The lights were too bright, and he tried to shield his eyes, but his muscles and nerves weren't obeying him. His hand stayed limp at his side, and he could only hiss his displeasure through gritted teeth. His eyes stung and burned, watering fiercely.
His surroundings emerged slowly—a stark, clean room. White walls, no windows. He was on the floor and his whole body shook like he had been sick for weeks.
What the hell, he tried to say, but his tongue was heavy and dry as sandpaper.
He didn't have to wait long for the answer to his unspoken question. Voices grew louder and louder until someone threw open the door to the room and he was swarmed by medic-nin, examining him, checking his vitals, asking him questions, giving him water and telling him to sip slowly even as they waited for his answers.
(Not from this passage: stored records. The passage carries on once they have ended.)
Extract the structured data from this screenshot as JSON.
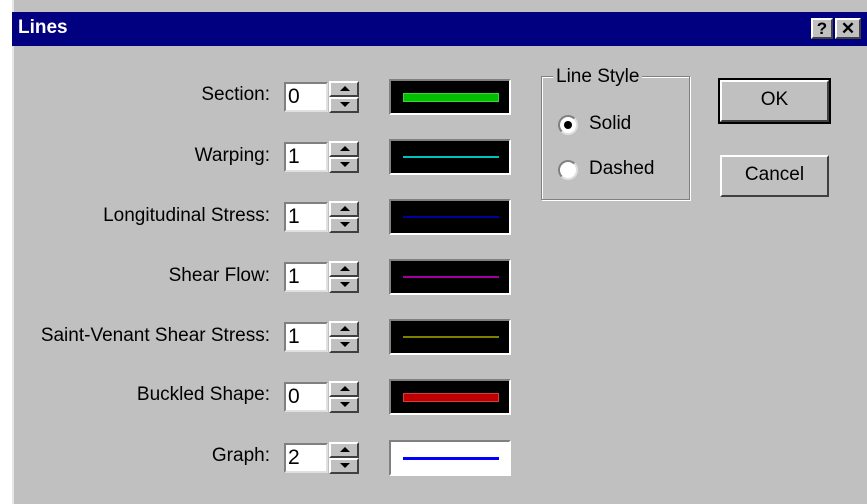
{
  "window": {
    "title": "Lines",
    "help_label": "?",
    "close_label": "✕"
  },
  "rows": [
    {
      "label": "Section:",
      "value": "0",
      "color": "#00c000",
      "style": "thick"
    },
    {
      "label": "Warping:",
      "value": "1",
      "color": "#00c0c0",
      "style": "thin"
    },
    {
      "label": "Longitudinal Stress:",
      "value": "1",
      "color": "#0000a0",
      "style": "thin"
    },
    {
      "label": "Shear Flow:",
      "value": "1",
      "color": "#a000a0",
      "style": "thin"
    },
    {
      "label": "Saint-Venant Shear Stress:",
      "value": "1",
      "color": "#808000",
      "style": "thin"
    },
    {
      "label": "Buckled Shape:",
      "value": "0",
      "color": "#c00000",
      "style": "thick"
    },
    {
      "label": "Graph:",
      "value": "2",
      "color": "#0000ff",
      "style": "medium",
      "background": "#ffffff"
    }
  ],
  "line_style": {
    "title": "Line Style",
    "options": [
      {
        "label": "Solid",
        "selected": true
      },
      {
        "label": "Dashed",
        "selected": false
      }
    ]
  },
  "buttons": {
    "ok": "OK",
    "cancel": "Cancel"
  }
}
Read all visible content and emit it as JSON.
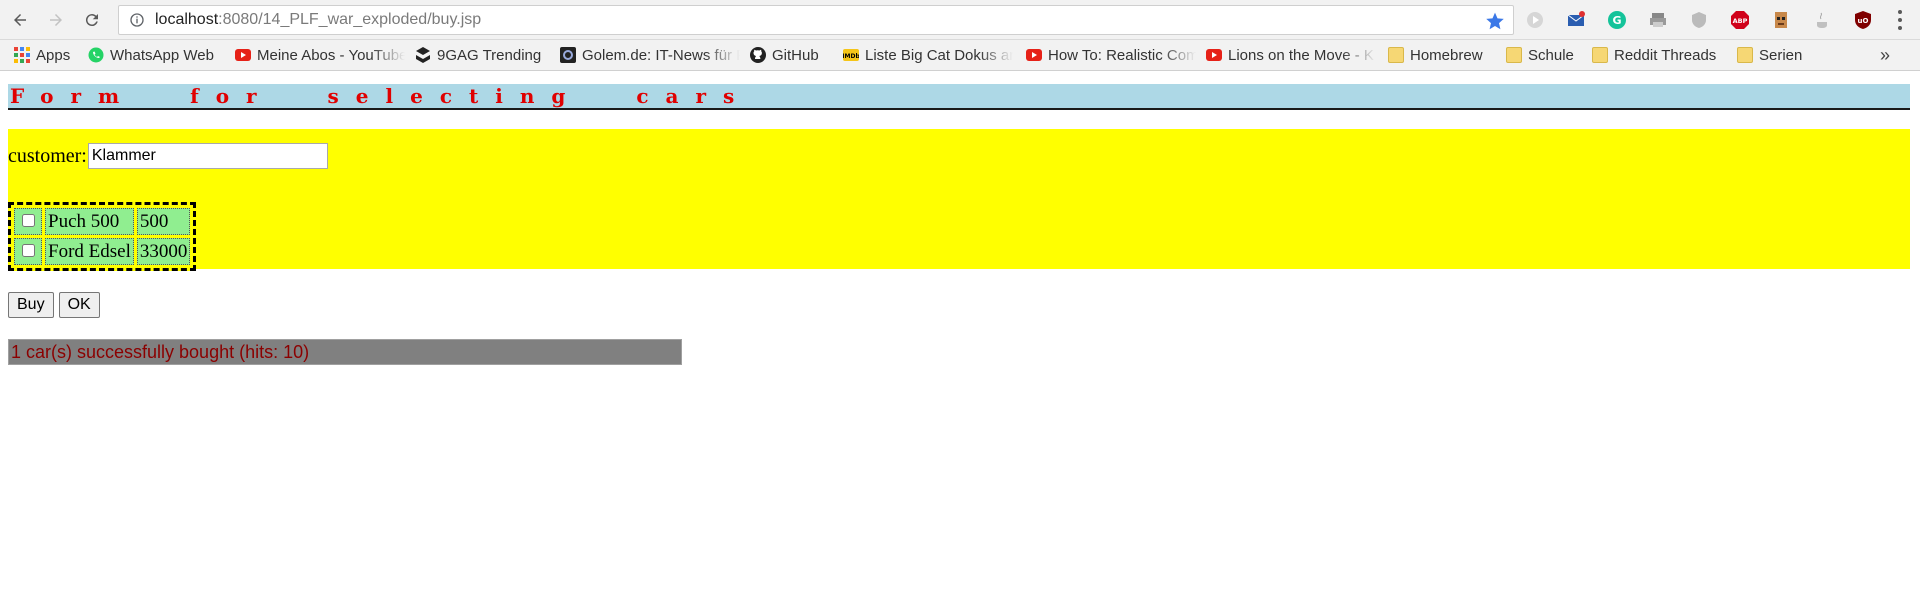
{
  "browser": {
    "url_host": "localhost",
    "url_rest": ":8080/14_PLF_war_exploded/buy.jsp",
    "bookmarks": [
      {
        "label": "Apps",
        "icon": "apps-grid-icon"
      },
      {
        "label": "WhatsApp Web",
        "icon": "whatsapp-icon"
      },
      {
        "label": "Meine Abos - YouTube",
        "icon": "youtube-icon"
      },
      {
        "label": "9GAG Trending",
        "icon": "9gag-icon"
      },
      {
        "label": "Golem.de: IT-News für Profis",
        "icon": "golem-icon"
      },
      {
        "label": "GitHub",
        "icon": "github-icon"
      },
      {
        "label": "Liste Big Cat Dokus an",
        "icon": "imdb-icon"
      },
      {
        "label": "How To: Realistic Com",
        "icon": "youtube-icon"
      },
      {
        "label": "Lions on the Move - K",
        "icon": "youtube-icon"
      },
      {
        "label": "Homebrew",
        "icon": "folder-icon"
      },
      {
        "label": "Schule",
        "icon": "folder-icon"
      },
      {
        "label": "Reddit Threads",
        "icon": "folder-icon"
      },
      {
        "label": "Serien",
        "icon": "folder-icon"
      }
    ],
    "more_label": "»"
  },
  "page": {
    "heading": "Form for selecting cars",
    "customer_label": "customer:",
    "customer_value": "Klammer",
    "cars": [
      {
        "name": "Puch 500",
        "price": "500",
        "checked": false
      },
      {
        "name": "Ford Edsel",
        "price": "33000",
        "checked": false
      }
    ],
    "buy_label": "Buy",
    "ok_label": "OK",
    "status": "1 car(s) successfully bought (hits: 10)"
  },
  "colors": {
    "heading_bg": "#add8e6",
    "heading_text": "#e00000",
    "form_bg": "#ffff00",
    "cell_bg": "#90ee90",
    "status_bg": "#808080",
    "status_text": "#8b0000"
  }
}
In all the din and tumult, it took him a moment to notice the other cluster of physicians across the room, talking in hushed, urgent voices around a figure slumped on the ground.
When he got a clear view, it took some time for him to process what he was seeing. She looked unreal, splayed like a doll, her long, pale hair fanned out around her and as unkempt as he had ever seen it. There was dried blood crusted along her hairline, visible even under the bandages, and fresh blood had trickled from her nose onto her lips and down the line of her jaw, like some kind of macabre makeup. Bruises mottled one wrist beneath some kind of stabilizing cast.
And he couldn't tell if she was breathing.
A/N: Y'all. Your reviews continue to make me cry. (In a good way, I promise.) We're in the home stretch now. Maybe one or two chapters left to go. I genuinely could not have done this without you all coming back to tell me how much this meant to you, and it's been a joy and a privilege to share it with you. I hope I stick the landing.